Борис Майнаев - Тигр в стоге сена Страница 16
Борис Майнаев - Тигр в стоге сена читать онлайн бесплатно
– Тут наши солдатики как-то решил новую дверь пробить, – рассказывал Малышев. – Проломили стену, смотрят, а там, сантиметров через двадцать, другая. Ну и не стали дальше ломать. В этом, похоже, секрет нашего кирпичного «термостата».
Жилые дома, возведенные уже в советское время, напоминали времянки. Невысокие, с облезлой штукатуркой, двухэтажные строения горбились двухскатными шиферными крышами среди серых от времени деревянных бараков. Жилья не хватало, да и его никто не строил – в крепости даже не было подобного подразделения. Многие офицерские семьи жили в общежитии – собранном лет тридцать назад щитовом домике. Сухая штукатурка, которой изнутри были отделаны комнаты, кишели клопами. Время от времени отчаявшиеся жильцы совершали массовые набеги на насекомых. Их обливали бензином, посыпали различными химикалиями, но через день, другой исчезнувшие было клопы возвращались вновь.

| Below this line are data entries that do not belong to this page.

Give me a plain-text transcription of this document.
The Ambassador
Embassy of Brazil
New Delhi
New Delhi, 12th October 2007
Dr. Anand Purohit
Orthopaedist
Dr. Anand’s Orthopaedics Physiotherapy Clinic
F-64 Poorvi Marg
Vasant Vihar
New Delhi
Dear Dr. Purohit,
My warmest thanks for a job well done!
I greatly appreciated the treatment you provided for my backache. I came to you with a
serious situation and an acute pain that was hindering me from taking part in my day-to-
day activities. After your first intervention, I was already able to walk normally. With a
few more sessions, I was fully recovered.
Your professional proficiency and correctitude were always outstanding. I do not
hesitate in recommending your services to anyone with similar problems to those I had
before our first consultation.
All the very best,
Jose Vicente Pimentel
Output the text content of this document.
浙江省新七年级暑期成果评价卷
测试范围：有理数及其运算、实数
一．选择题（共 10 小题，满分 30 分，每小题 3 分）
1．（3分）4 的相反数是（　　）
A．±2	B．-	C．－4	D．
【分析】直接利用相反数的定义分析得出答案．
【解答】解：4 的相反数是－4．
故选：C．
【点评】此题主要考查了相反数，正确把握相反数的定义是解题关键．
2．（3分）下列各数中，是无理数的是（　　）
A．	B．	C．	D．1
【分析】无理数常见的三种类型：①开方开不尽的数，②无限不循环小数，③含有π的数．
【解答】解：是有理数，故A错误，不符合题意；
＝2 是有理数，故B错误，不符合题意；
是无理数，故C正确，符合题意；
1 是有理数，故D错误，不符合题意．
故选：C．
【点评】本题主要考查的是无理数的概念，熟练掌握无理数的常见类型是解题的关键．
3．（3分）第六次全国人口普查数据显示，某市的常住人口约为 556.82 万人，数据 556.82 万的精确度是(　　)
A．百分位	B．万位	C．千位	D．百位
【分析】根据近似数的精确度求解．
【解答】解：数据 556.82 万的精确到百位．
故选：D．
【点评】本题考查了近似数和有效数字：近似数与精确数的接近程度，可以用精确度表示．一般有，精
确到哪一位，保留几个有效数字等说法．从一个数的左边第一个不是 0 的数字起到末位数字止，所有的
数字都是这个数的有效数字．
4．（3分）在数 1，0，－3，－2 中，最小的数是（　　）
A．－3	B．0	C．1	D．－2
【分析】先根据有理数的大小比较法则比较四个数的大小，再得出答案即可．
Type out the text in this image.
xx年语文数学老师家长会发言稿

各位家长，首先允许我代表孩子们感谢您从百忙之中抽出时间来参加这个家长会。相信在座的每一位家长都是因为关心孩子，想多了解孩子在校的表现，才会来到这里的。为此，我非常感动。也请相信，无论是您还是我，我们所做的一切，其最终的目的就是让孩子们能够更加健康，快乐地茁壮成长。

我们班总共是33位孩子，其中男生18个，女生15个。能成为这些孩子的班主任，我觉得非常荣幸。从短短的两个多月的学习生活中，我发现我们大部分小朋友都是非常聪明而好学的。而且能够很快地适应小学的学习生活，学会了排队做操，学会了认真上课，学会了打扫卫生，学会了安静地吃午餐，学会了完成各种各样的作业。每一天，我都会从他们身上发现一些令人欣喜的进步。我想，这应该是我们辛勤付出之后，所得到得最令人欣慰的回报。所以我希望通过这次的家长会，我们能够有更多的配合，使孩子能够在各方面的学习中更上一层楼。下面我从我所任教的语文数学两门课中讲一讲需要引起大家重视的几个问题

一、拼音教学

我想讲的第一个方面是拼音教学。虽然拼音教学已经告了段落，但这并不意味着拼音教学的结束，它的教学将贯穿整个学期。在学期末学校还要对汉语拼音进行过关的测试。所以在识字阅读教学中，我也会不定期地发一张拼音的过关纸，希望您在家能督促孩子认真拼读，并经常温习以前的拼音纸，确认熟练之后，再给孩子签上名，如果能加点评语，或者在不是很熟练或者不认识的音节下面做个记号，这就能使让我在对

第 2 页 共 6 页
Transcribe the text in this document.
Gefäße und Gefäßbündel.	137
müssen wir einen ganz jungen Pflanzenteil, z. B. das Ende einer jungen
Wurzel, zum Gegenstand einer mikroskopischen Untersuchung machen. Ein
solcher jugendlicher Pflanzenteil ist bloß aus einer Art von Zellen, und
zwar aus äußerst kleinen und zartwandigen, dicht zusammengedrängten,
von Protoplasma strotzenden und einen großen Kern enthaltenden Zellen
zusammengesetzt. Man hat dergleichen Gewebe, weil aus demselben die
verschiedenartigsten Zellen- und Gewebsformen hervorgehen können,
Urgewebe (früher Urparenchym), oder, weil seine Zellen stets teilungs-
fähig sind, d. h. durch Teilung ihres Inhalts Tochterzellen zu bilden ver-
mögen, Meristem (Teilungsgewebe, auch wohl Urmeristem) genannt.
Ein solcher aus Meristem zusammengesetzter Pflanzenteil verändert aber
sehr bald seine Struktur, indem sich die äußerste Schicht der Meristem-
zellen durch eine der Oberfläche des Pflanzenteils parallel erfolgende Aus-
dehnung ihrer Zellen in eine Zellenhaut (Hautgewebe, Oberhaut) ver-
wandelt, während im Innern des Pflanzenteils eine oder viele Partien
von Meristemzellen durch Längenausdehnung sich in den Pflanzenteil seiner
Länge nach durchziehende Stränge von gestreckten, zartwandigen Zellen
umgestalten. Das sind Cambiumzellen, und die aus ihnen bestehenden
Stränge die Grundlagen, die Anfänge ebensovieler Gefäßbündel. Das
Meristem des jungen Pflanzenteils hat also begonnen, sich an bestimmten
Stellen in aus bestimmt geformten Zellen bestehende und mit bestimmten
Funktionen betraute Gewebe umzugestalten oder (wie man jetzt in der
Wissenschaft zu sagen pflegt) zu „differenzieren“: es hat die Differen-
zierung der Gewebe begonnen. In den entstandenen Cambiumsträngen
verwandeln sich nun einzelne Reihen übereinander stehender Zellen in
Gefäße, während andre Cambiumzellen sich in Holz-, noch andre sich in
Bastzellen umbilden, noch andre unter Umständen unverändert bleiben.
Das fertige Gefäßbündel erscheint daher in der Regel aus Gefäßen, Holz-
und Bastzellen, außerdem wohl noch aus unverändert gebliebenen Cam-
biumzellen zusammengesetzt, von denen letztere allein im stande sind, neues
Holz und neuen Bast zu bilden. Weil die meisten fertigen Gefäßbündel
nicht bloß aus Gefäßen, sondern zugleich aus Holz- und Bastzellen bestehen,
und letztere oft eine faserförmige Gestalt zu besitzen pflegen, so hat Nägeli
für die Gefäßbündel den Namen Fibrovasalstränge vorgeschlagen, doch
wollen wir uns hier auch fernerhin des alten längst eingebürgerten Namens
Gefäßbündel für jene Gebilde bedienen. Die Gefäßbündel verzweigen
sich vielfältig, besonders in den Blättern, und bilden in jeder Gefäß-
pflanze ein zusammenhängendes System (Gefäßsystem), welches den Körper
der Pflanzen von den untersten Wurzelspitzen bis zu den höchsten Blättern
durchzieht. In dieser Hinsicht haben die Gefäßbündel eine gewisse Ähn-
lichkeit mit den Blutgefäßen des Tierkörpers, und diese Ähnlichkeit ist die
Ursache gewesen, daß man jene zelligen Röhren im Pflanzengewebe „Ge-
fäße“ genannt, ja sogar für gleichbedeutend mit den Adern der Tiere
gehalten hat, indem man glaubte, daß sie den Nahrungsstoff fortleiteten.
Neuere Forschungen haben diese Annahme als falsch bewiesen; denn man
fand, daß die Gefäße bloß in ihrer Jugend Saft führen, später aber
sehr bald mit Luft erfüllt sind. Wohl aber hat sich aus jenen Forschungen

– Послушай, – как-то в разговоре с Березняком предложил Муса, – а что если их трахнуть боевыми отравляющими веществами, может сдохнут, наконец?
Прапорщик искоса взглянул на лейтенант, ожидая очередной шутки, которыми уже прославился Зангиров, но сейчас тот стоял спокойно.
– А что, – сощурился Березняк, – поговорю с химиком, пусть подберет нужную концентрацию, чтобы часа через два потеряла убойную силу и бабахну по этой нечисти.
– Не дури, – не выдержав, захохотал Зангиров, – все вещи пропадут.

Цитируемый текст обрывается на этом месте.